If you are on the look out for a good mortgage loan to finance your new home, it will be useful for you to understand the various factors that play an important role in determining mortgage rates.
Role of Housing Market
The housing market directly affects the mortgage rates in multiple ways. To understand how this happens, let us take the case of a slow or recessive economy.
During recessive economic conditions, value of the properties and rentals fall owing to the subdued activity in the housing market. This makes developers and builders lower prices of properties to boost sales. In a poor economy, many people also start failing to fulfill their loan commitments, resulting in more foreclosures on properties, which then come into the market at reduced prices. Many houses become available for purchase in this scenario, and to remedy this excess supply and low demand situation, mortgage lenders reduce lending rates to make buying more attractive for prospective customers.

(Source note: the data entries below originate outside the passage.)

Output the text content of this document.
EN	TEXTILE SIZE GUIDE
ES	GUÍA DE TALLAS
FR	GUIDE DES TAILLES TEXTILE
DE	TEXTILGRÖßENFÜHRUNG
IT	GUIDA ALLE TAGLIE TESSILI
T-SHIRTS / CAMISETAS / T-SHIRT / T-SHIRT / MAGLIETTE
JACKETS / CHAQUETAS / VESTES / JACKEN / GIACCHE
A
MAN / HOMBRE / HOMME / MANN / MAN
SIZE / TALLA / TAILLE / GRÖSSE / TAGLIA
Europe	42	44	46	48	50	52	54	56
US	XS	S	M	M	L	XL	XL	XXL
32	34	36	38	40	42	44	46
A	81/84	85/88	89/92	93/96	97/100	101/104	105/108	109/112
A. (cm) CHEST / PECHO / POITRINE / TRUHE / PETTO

On the other hand, in a growing economy, the demand for properties is high and so is the demand for new mortgage loans. In such a scenario, the mortgage interest rates rise as the demand for financing increases.
Effect of Inflation
Inflation in the economy is controlled largely by a nation’s central bank by changing the money lending rate to the financial institutions from time to time. The lending rates are increased when the central bank is trying to curb inflation and decreased when it is trying to improve the liquidity in the economy. This upward and downward fluctuation in lending rates causes the rise and fall of mortgage rates offered by the financial institutions. Understanding the current economic scenario and tracking the movement of interest rates can help you make informed decisions about when to buy a property or seek a new mortgage.
Influence of Secondary Mortgage Market and Investor Market
The mortgage loan market is strongly linked to the consumer and investment banking sector. The consumer mortgage loans are often securitized by or resold to other financial institutions. These institutions can further create portfolios of loans and sell it to investors. The performance of financial products created out of these loan portfolios in the market can indirectly affect the mortgage interest rates. If these mortgage products are not doing well in the market, it creates pressures on the mortgage lenders to boost rates to make these instruments more attractive to investors. However, this effect is indirect and limited in its influence on the mortgage interest rates, which are more directly correlated with macroeconomic factors and housing market trends.
While all these factors need not be understood and analyzed in detail before you choose your mortgage loan, it is good to have a basic understanding of what influences mortgage rate history in order to make a wise financial decision.